OWASP ModSecurity Core Rule Set (CRS) Project (Official Repository)
https://modsecurity.org/crs
Apache License 2.0
2.45k stars 726 forks source link

Update rx 942450 #1662

Closed wjwoodson closed 4 years ago

wjwoodson commented 4 years ago

Update regexp in 942450 to reduce false positives. This is essentially the change to require \b before the potential hex string mentioned in https://github.com/SpiderLabs/owasp-modsecurity-crs/issues/833.

airween commented 4 years ago

Hi @wjwoodson,

thanks for the fix - I see that the regression tests passed successfully, but I just checked your regex with pcre2test, and looks like it doesn't work:

  re> /(?i:\b[^\d]?0x[a-f\d]{3,})/
data> %5cA0xf00dsdfdsa
No match
data> foo0xf00
No match

Here is the old version:

  re> /(?i:(?:\A|[^\d])0x[a-f\d]{3,})/
data> %5cA0xf00dsdfdsa
 0: A0xf00d
data> foo0xf00
 0: o0xf00

I think we need more check.

wjwoodson commented 4 years ago

Hi @airween, I believe the urlDecodeUni transform in this rule is responsible for the disparity -- %5cA0xf00dsdfdsa should transform to \A0xf00dsdfdsa which will match.

fgsch commented 4 years ago

I think you could drop the [^\d]? but otherwise looks good to me.

fgsch commented 4 years ago

Actually, @airween is correct in that your pattern will not match e.g. fooA0xf00 (or %5cA0xf00dsdfdsa for the matter) because the \b after the [^\d]? needs a different type before the A (both o and A are in \w).

That said, I think fooAOxf00 (or %5cA0xf00dsdfdsa) should not be matching. In other words, it should recognise 0x[a-f0-9]{3,} iff is not part of a longer string.

wjwoodson commented 4 years ago

Yes var=foo0xf00 is a negative test and is intended not to match. As for [^\d]? I was really just trying to stay consistent with the existing test var=\A0xf00dsdfdsa. If it makes sense to you I will just simplify the expression to \b0x[a-f0-9]{3,} and update tests to match.

fgsch commented 4 years ago

I'm inclined to say so (drop the [^\d]?) but let's wait for other folks' input.

airween commented 4 years ago

I believe the urlDecodeUni transform in this rule is responsible for the disparity -- %5cA0xf00dsdfdsa should transform to \A0xf00dsdfdsa which will match.

ah, sorry, you're right, I totally forgot to check the rule. Sorry again.

dune73 commented 4 years ago

This looks like a good progress on this front. You guys understand much more of this than I do, but I'd lean on dropping the [^\d] too.

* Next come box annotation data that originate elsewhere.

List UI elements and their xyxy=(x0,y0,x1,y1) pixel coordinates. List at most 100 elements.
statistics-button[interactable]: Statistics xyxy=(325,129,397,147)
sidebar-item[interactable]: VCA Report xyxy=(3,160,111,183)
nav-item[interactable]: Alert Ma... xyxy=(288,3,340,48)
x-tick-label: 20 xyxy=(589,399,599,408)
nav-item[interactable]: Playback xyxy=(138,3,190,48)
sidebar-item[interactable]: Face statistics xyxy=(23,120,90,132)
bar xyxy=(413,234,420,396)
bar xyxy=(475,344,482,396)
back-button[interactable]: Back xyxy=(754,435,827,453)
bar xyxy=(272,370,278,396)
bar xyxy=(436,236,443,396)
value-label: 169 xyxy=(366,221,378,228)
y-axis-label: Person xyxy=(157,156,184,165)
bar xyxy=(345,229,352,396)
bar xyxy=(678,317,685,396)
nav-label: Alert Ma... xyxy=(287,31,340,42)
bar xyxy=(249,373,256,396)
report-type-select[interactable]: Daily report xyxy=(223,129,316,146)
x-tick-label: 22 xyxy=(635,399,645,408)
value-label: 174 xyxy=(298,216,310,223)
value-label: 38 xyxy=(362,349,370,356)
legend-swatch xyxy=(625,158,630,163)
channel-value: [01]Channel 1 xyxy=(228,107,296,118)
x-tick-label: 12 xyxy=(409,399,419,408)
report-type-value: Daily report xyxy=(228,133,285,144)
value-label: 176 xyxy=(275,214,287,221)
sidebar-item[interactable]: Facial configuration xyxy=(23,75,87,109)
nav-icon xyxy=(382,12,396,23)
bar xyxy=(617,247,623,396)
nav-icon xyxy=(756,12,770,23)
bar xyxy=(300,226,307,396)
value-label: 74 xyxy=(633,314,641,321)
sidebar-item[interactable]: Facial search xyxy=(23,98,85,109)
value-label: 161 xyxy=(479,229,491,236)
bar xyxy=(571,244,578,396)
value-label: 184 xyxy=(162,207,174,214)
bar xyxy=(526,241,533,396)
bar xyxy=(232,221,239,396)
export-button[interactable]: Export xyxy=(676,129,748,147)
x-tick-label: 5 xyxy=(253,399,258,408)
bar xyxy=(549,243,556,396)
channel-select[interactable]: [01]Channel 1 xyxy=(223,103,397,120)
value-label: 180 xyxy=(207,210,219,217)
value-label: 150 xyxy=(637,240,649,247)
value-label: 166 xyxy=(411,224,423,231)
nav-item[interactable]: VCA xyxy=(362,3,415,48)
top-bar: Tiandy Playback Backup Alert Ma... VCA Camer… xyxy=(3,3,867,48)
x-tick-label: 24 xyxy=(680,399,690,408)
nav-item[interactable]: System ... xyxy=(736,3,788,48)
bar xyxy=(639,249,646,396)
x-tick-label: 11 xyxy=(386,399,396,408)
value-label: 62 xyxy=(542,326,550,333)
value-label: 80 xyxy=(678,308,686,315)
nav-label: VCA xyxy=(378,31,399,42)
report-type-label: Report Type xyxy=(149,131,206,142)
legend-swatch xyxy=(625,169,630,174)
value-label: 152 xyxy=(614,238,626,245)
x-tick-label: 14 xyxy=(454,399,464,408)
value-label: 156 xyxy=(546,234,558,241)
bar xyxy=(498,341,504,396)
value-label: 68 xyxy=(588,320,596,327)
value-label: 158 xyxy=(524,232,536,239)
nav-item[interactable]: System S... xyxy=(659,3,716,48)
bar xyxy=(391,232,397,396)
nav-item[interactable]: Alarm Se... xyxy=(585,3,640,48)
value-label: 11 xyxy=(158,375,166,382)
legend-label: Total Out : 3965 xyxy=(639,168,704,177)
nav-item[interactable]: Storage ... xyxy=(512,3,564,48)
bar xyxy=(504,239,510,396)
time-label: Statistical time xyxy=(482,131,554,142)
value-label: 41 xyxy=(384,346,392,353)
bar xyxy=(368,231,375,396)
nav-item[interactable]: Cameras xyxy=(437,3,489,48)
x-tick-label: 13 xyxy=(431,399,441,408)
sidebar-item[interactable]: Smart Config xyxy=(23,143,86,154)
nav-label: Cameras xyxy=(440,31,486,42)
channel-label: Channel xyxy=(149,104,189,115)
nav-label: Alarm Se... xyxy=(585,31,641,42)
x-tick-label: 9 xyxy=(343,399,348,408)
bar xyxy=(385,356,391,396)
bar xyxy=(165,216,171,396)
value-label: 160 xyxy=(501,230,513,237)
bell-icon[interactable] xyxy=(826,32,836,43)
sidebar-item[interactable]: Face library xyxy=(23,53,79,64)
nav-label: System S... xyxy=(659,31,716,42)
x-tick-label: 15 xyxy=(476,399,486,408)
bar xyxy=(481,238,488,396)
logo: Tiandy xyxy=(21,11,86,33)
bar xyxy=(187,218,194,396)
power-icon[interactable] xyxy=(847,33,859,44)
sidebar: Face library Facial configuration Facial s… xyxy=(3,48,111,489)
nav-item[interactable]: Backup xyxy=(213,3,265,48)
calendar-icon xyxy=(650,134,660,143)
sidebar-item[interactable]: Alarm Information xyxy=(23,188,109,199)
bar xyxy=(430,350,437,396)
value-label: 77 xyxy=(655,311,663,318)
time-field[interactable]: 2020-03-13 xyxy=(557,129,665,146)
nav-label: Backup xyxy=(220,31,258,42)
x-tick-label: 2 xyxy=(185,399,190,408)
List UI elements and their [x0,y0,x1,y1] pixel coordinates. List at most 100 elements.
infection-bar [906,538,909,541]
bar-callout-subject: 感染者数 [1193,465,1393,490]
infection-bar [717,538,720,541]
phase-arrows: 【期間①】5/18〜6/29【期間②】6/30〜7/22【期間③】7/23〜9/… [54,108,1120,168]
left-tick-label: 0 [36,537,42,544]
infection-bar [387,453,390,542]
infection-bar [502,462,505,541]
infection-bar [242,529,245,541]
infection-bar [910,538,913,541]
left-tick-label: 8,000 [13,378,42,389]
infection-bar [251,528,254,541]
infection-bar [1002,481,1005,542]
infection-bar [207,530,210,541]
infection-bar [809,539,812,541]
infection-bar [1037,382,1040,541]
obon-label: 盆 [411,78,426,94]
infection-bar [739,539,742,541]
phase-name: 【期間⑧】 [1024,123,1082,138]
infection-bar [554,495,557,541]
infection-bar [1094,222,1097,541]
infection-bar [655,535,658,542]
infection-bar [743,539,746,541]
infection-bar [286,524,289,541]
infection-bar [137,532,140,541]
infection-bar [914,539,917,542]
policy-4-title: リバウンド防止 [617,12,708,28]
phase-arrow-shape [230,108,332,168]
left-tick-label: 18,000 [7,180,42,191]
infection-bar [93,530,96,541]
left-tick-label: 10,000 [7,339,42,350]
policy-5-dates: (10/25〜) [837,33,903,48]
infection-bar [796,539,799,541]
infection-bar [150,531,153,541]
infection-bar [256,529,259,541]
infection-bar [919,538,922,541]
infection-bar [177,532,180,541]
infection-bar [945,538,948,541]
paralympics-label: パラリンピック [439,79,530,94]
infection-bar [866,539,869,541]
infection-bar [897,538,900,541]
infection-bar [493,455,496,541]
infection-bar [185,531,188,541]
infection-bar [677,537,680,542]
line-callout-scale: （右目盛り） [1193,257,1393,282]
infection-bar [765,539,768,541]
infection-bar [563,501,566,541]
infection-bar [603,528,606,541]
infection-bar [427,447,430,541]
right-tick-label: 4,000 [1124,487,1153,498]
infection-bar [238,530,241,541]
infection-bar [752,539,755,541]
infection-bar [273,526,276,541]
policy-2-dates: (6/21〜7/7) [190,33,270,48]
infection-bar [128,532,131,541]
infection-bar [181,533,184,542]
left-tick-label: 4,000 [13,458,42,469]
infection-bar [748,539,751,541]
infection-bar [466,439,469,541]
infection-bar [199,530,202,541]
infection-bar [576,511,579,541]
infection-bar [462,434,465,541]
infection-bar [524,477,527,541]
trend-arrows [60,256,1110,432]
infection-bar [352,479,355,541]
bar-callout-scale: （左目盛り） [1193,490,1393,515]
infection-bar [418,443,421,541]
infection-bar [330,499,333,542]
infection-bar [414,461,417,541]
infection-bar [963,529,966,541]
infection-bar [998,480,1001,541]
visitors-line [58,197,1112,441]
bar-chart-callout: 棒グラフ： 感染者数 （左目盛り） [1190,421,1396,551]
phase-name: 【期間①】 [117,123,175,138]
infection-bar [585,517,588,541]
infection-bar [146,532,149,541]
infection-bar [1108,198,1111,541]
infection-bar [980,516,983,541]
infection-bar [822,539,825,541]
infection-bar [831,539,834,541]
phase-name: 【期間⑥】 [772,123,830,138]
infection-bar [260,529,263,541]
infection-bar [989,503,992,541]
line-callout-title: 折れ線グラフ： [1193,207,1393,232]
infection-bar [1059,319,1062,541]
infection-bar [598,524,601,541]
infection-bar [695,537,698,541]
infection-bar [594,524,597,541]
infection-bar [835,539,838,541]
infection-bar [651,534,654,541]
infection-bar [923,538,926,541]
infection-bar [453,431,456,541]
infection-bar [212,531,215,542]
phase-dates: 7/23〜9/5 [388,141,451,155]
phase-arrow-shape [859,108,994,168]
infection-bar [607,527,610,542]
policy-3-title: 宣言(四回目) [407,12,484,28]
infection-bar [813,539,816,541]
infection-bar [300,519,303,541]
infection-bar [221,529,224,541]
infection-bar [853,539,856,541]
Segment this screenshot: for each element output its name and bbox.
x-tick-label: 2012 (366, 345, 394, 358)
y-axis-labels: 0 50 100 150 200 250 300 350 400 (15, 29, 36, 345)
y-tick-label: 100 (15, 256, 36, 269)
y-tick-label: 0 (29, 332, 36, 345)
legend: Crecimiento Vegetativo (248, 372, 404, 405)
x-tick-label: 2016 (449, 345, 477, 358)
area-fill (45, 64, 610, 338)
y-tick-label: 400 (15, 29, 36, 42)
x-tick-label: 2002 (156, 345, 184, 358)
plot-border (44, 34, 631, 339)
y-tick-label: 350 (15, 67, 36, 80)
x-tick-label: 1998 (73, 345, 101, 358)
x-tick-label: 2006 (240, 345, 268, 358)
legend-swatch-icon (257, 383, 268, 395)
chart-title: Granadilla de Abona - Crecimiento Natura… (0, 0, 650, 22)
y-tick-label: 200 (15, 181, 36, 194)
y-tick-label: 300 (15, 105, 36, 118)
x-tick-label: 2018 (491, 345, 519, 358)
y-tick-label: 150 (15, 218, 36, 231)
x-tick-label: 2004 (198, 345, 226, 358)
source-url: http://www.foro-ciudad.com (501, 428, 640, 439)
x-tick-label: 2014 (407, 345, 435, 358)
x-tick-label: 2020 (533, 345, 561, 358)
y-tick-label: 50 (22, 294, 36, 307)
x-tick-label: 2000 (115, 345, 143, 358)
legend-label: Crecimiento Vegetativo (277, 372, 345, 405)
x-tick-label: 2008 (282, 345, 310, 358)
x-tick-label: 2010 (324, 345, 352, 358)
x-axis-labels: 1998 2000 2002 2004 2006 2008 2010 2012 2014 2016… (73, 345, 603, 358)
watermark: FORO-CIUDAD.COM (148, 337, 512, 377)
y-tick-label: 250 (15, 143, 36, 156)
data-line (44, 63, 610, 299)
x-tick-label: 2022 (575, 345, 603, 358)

942450 is a bit thin on tests. Here is some stuff to enhance the test suite. If you find it useful @wjwoodson, then it might pay to pick some, rework them a bit and add them to the unit tests.

942450-tests.yaml.tar.gz

wjwoodson commented 4 years ago

Hi all, I've updated to remove [^\d]? from the expression and updated/added tests.

fgsch commented 4 years ago

LGTM.

dune73 commented 4 years ago

Thanks for the PR, the update and the additional tests, @wjwoodson. Merging now.